Cacace: I don’t believe this is the start of a new era, but it will probably trigger some new research from competitors – if they weren’t doing it already.

Cavalier: Absolutely. I believe we are witnessing a fundamental shift in space architectures here. China has vowed to launch “gigawatt-class” systems of their own, and U.S. giants from Google to Nvidia are actively positioning to capture the hardware layer. The concept may sound like science fiction, but so is the amount of the capital being prepared to brute force it into reality. We are no longer asking if AI is going to space, but who will own the orbital utility that powers it.

Puteaux: It may represent a narrative inflection point rather than an immediate economic shift. When a company of SpaceX’s scale integrates compute ambitions into its space roadmap, it lends credibility to the concept and forces the market to assess its feasibility more seriously. However, industrial transformation depends on cost curves and sustained demand, not narrative momentum.

VIA SATELLITE: Do you think space companies will be able to continue operating new and complex systems without integrating AI?

Cavalier: Autonomy is non-negotiable. Humans cannot manage a constellation of 40,000 or millions of satellites. Starlink already relies on autonomous collision avoidance systems; without AI, the LEO environment would be unusable (and increasingly uninsurable). Additionally, by moving compute functions to the satellite, intelligence networks stop paying to transport useless data and start paying for data insights.

Farrar: There is a need to analyze the large quantities of data being generated by space-based observation and monitoring constellations. AI can help with that, but it remains to be seen how much processing will actually be done in space.

Puteaux: AI is increasingly embedded across the entire space value chain. The strategic differentiator will be integration. Companies that control data access, compute infrastructure, and customer distribution channels are better positioned to capture margin expansion. AI is likely to reshape service layers and operational efficiency before it fundamentally reshapes orbital architectures.

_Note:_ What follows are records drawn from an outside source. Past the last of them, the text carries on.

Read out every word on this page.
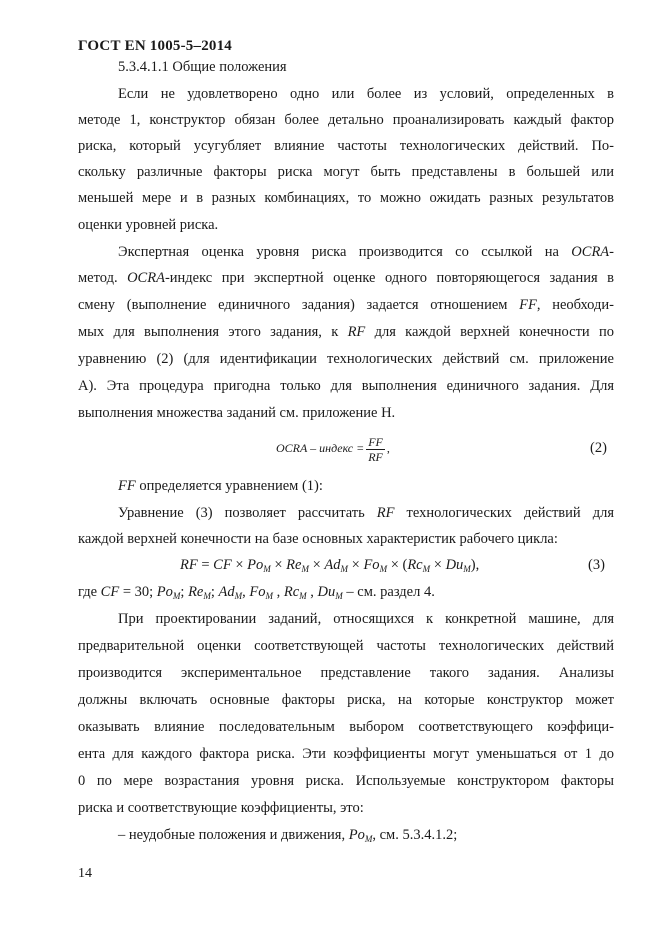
ГОСТ EN 1005-5–2014
5.3.4.1.1 Общие положения
Если не удовлетворено одно или более из условий, определенных в
методе 1, конструктор обязан более детально проанализировать каждый фактор
риска, который усугубляет влияние частоты технологических действий. По-
скольку различные факторы риска могут быть представлены в большей или
меньшей мере и в разных комбинациях, то можно ожидать разных результатов
оценки уровней риска.
Экспертная оценка уровня риска производится со ссылкой на OCRA-
метод. OCRA-индекс при экспертной оценке одного повторяющегося задания в
смену (выполнение единичного задания) задается отношением FF, необходи-
мых для выполнения этого задания, к RF для каждой верхней конечности по
уравнению (2) (для идентификации технологических действий см. приложение
А). Эта процедура пригодна только для выполнения единичного задания. Для
выполнения множества заданий см. приложение Н.
OCRA – индекс = $\frac{FF}{RF}$ ,	(2)
FF определяется уравнением (1):
Уравнение (3) позволяет рассчитать RF технологических действий для
каждой верхней конечности на базе основных характеристик рабочего цикла:
RF = CF × $Po_M \times Re_M \times Ad_M \times Fo_M \times (Rc_M \times Du_M)$,	(3)
где CF = 30; $Po_M$; $Re_M$; $Ad_M$, $Fo_M$ , $Rc_M$ , $Du_M$ – см. раздел 4.
При проектировании заданий, относящихся к конкретной машине, для
предварительной оценки соответствующей частоты технологических действий
производится экспериментальное представление такого задания. Анализы
должны включать основные факторы риска, на которые конструктор может
оказывать влияние последовательным выбором соответствующего коэффици-
ента для каждого фактора риска. Эти коэффициенты могут уменьшаться от 1 до
0 по мере возрастания уровня риска. Используемые конструктором факторы
риска и соответствующие коэффициенты, это:
– неудобные положения и движения, $Po_M$, см. 5.3.4.1.2;
14
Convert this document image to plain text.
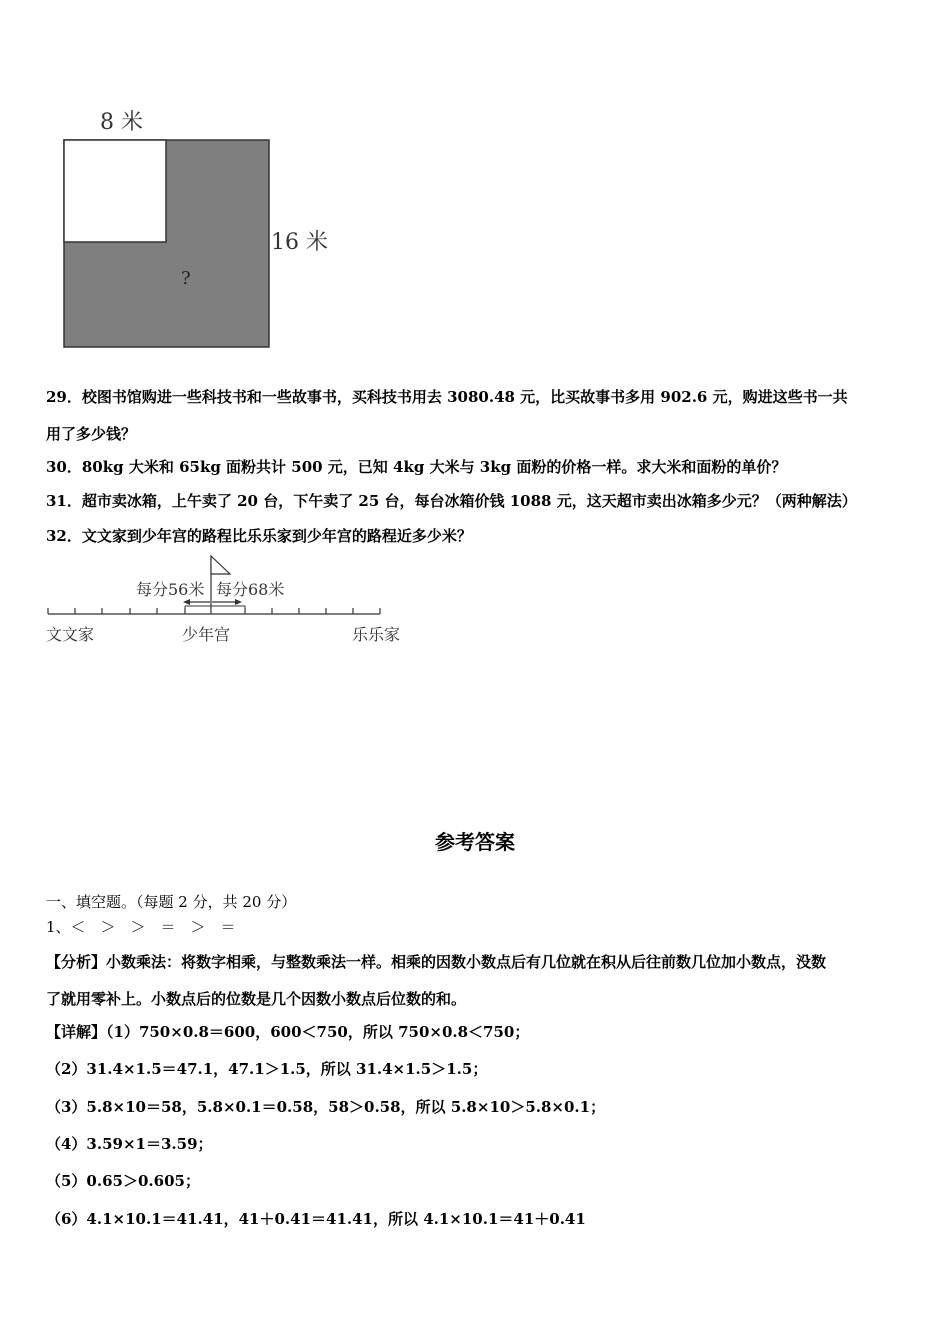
8 米
16 米
?
29．校图书馆购进一些科技书和一些故事书，买科技书用去 3080.48 元，比买故事书多用 902.6 元，购进这些书一共
用了多少钱？
30．80kg 大米和 65kg 面粉共计 500 元，已知 4kg 大米与 3kg 面粉的价格一样。求大米和面粉的单价？
31．超市卖冰箱，上午卖了 20 台，下午卖了 25 台，每台冰箱价钱 1088 元，这天超市卖出冰箱多少元？（两种解法）
32．文文家到少年宫的路程比乐乐家到少年宫的路程近多少米？
每分56米 每分68米
文文家	少年宫	乐乐家
参考答案
一、填空题。（每题 2 分，共 20 分）
1、＜　＞　＞　＝　＞　＝
【分析】小数乘法：将数字相乘，与整数乘法一样。相乘的因数小数点后有几位就在积从后往前数几位加小数点，没数
了就用零补上。小数点后的位数是几个因数小数点后位数的和。
【详解】（1）750×0.8＝600，600＜750，所以 750×0.8＜750；
（2）31.4×1.5＝47.1，47.1＞1.5，所以 31.4×1.5＞1.5；
（3）5.8×10＝58，5.8×0.1＝0.58，58＞0.58，所以 5.8×10＞5.8×0.1；
（4）3.59×1＝3.59；
（5）0.65＞0.605；
（6）4.1×10.1＝41.41，41＋0.41＝41.41，所以 4.1×10.1＝41＋0.41
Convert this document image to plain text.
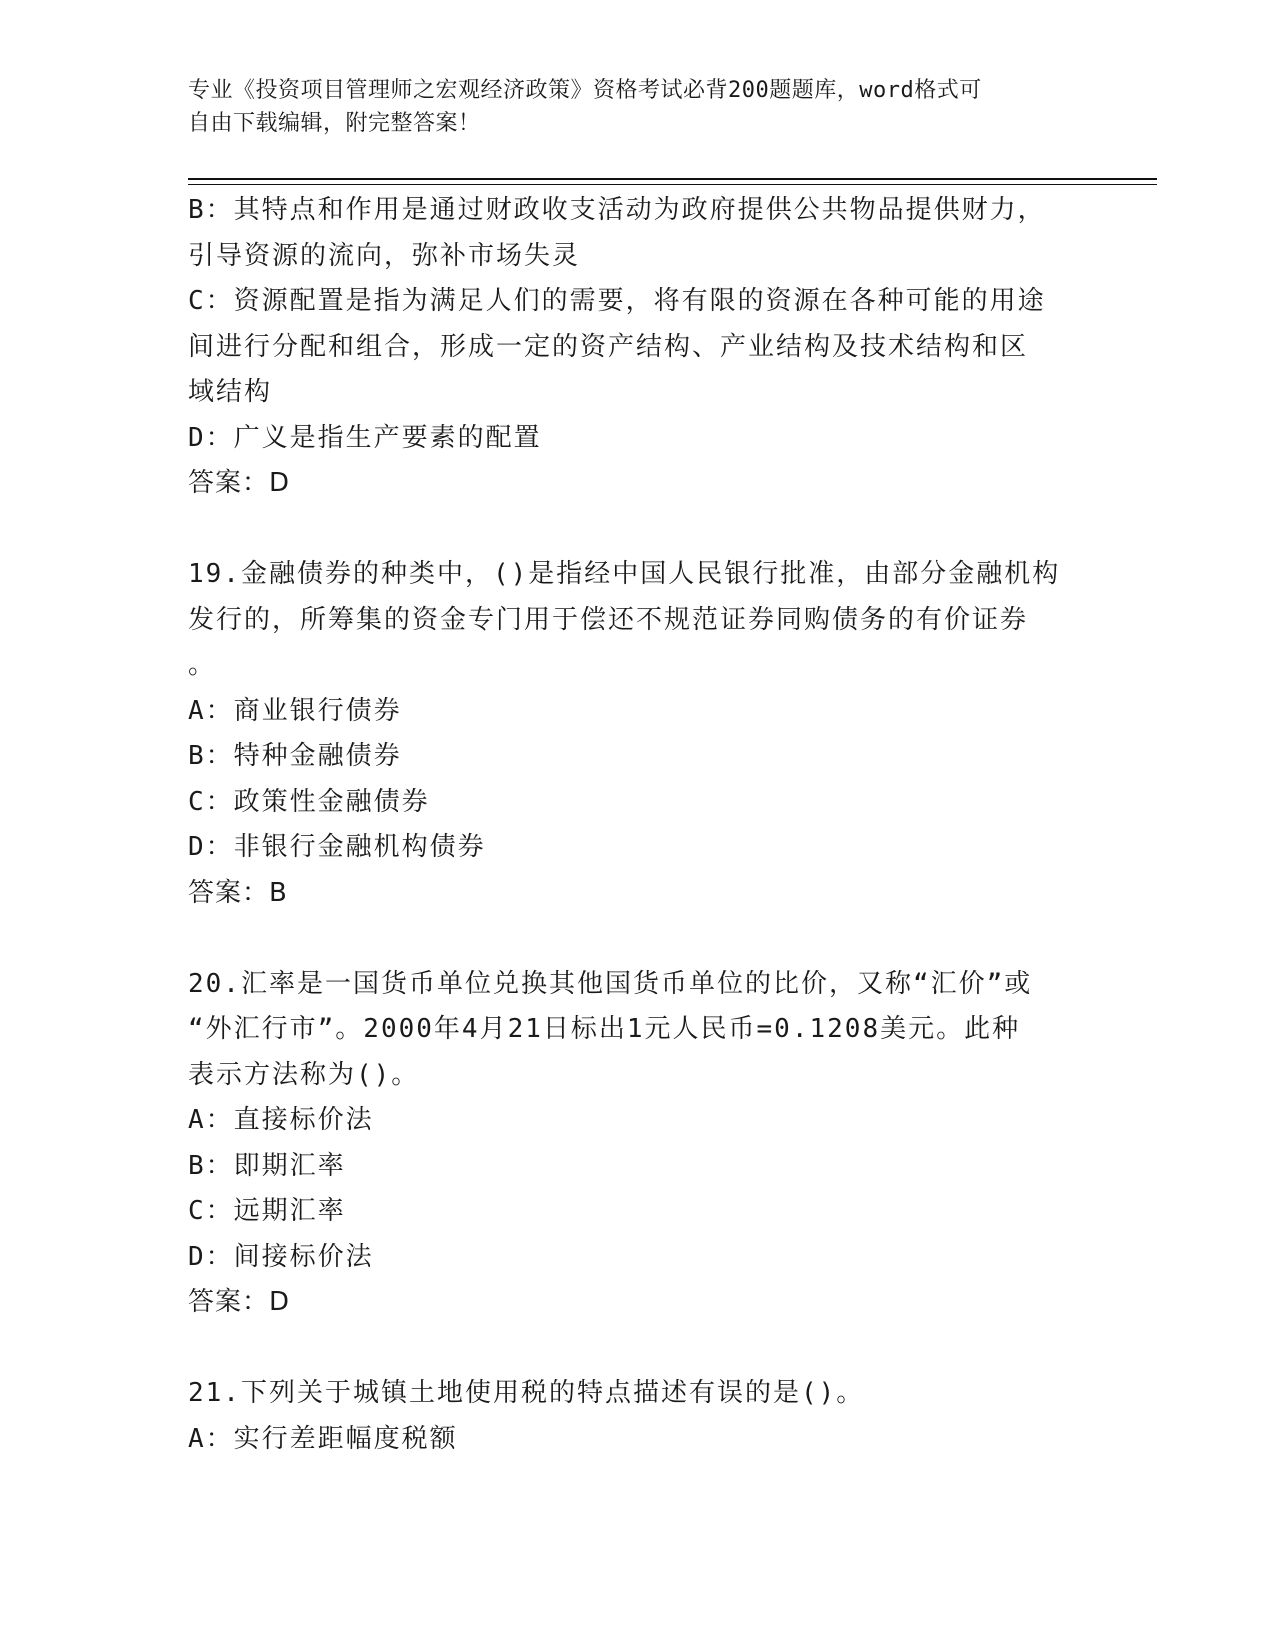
专业《投资项目管理师之宏观经济政策》资格考试必背200题题库，word格式可
自由下载编辑，附完整答案！
B：其特点和作用是通过财政收支活动为政府提供公共物品提供财力，
引导资源的流向，弥补市场失灵
C：资源配置是指为满足人们的需要，将有限的资源在各种可能的用途
间进行分配和组合，形成一定的资产结构、产业结构及技术结构和区
域结构
D：广义是指生产要素的配置
答案：D
19.金融债券的种类中，()是指经中国人民银行批准，由部分金融机构
发行的，所筹集的资金专门用于偿还不规范证券同购债务的有价证券
。
A：商业银行债券
B：特种金融债券
C：政策性金融债券
D：非银行金融机构债券
答案：B
20.汇率是一国货币单位兑换其他国货币单位的比价，又称“汇价”或
“外汇行市”。2000年4月21日标出1元人民币=0.1208美元。此种
表示方法称为()。
A：直接标价法
B：即期汇率
C：远期汇率
D：间接标价法
答案：D
21.下列关于城镇土地使用税的特点描述有误的是()。
A：实行差距幅度税额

VIA SATELLITE: We have Space42 and now SpaceX and xAI. Will we see more link-ups between space and AI companies?

Boggett: Yes, we expect more. Space and AI are converging into the same strategic domain, and we’re seeing both sovereign-driven models and commercial models emerging. As AI becomes more dependent on connectivity, compute access, and energy, partnerships between space infrastructure providers and AI companies become increasingly logical.

Cacace: No, for now I don’t think we will see many more AI companies partnering with space companies for data centers in space projects. The future of data centers in space in not yet clear.

Farrar: Space42 was effectively created to be a national champion for the UAE in space. The SpaceX/xAI merger is to meet Musk’s financial needs. It’s unclear if there are other companies for which a similar rationale is applicable.